Pour moi c’est un zéro faute, dans tous les sens du terme.

Lu et approuvé (et très chaudement recommandé)


PS : mais alors le titre, il voulait dire quoi ? Et bien c’est tout mignon, et tellement inattendu. Les traductions sont multiples (surtout si vous allez voir sur Linguee) mais elles tendent toutes à fusionner vers la même… unité au sein de la dualité.

3 J'aimes

Ah oui, j’abonde, je surenchéris, je plussoie !

La mauvaise foi du duo enchaîné est parfois surréaliste. Juste un commentaire sur le vif, pour illustrer :

Je connaissais le coup du baiser pour urgence médicale, mais voici la pelle pour impératif de survie ! Royal ! Avec la circonstance aggravante d’un ergotage sur les principes, mitonné avec art ! J’aime cette planète !

C’est vrai que je n’ai pas donné d’avis des lecteurs… parce qu’on était deux à commenter. Comme j’écris déjà la reco, je ne vais peut-être pas m’auto-citer… en plus. :smiley:

La dynamique du tandem est piquante en effet, au delà du kissou. Il est simplement typique.
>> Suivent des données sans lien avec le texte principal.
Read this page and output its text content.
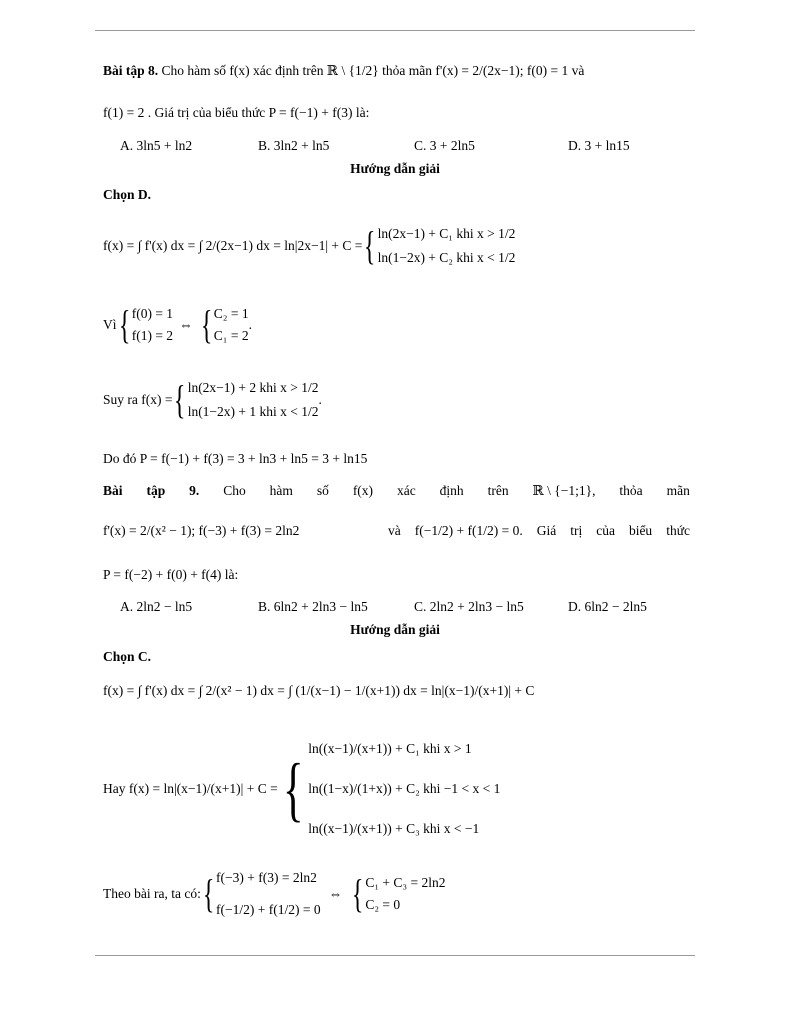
Bài tập 8. Cho hàm số f(x) xác định trên ℝ \ {1/2} thỏa mãn f'(x) = 2/(2x−1); f(0) = 1 và
f(1) = 2 . Giá trị của biểu thức P = f(−1) + f(3) là:
A. 3ln5 + ln2	B. 3ln2 + ln5	C. 3 + 2ln5	D. 3 + ln15
Hướng dẫn giải
Chọn D.
f(x) = ∫ f'(x) dx = ∫ 2/(2x−1) dx = ln|2x−1| + C = { ln(2x−1) + C₁ khi x > 1/2
ln(1−2x) + C₂ khi x < 1/2
Vì { f(0) = 1
f(1) = 2
⇔ { C₂ = 1
C₁ = 2
.
Suy ra f(x) = { ln(2x−1) + 2 khi x > 1/2
ln(1−2x) + 1 khi x < 1/2
.
Do đó P = f(−1) + f(3) = 3 + ln3 + ln5 = 3 + ln15
Bài tập 9. Cho hàm số f(x) xác định trên ℝ \ {−1;1}, thỏa mãn
f'(x) = 2/(x² − 1); f(−3) + f(3) = 2ln2	và f(−1/2) + f(1/2) = 0. Giá trị của biểu thức
P = f(−2) + f(0) + f(4) là:
A. 2ln2 − ln5	B. 6ln2 + 2ln3 − ln5	C. 2ln2 + 2ln3 − ln5	D. 6ln2 − 2ln5
Hướng dẫn giải
Chọn C.
f(x) = ∫ f'(x) dx = ∫ 2/(x² − 1) dx = ∫ (1/(x−1) − 1/(x+1)) dx = ln|(x−1)/(x+1)| + C
Hay f(x) = ln|(x−1)/(x+1)| + C = {
ln((x−1)/(x+1)) + C₁ khi x > 1
ln((1−x)/(1+x)) + C₂ khi −1 < x < 1
ln((x−1)/(x+1)) + C₃ khi x < −1
Theo bài ra, ta có: { f(−3) + f(3) = 2ln2
f(−1/2) + f(1/2) = 0
⇔ { C₁ + C₃ = 2ln2
C₂ = 0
Pour ceux que ça indiffère, il reste ce côté tendu Action / Suspense quand à la survie. C’est quand même intéressant de pouvoir s’inquiéter pour le perso alors qu’on sait qu’il ne va pas mourir (les héros ne meurent jamais, c’est contre productif). Comment diable va-t-il s’en sortir alors que ça empire toutes les minutes et qu’il y a une ennemie embarquée dans la même galère ? Cerné, à moitié conscient, blessé mais toujours capable de se moquer de lui-même. Ce n’est pas donné à tout le monde. :smiley:

Bon ben j’suppose qu’il faut dire merci, hein… En plus c’est pratique, je l’ai illustrée celle-là. ^^

Après on pourrait disserter sur l’écart entre les objectifs initiaux et la perception finale, mais j’avais identifié le problème au montage et pris en compte le fait qu’il faudrait faire avec.
L’œuvre échappe à son auteur à partir du moment où les yeux d’un autre se posent dessus, de toute façon…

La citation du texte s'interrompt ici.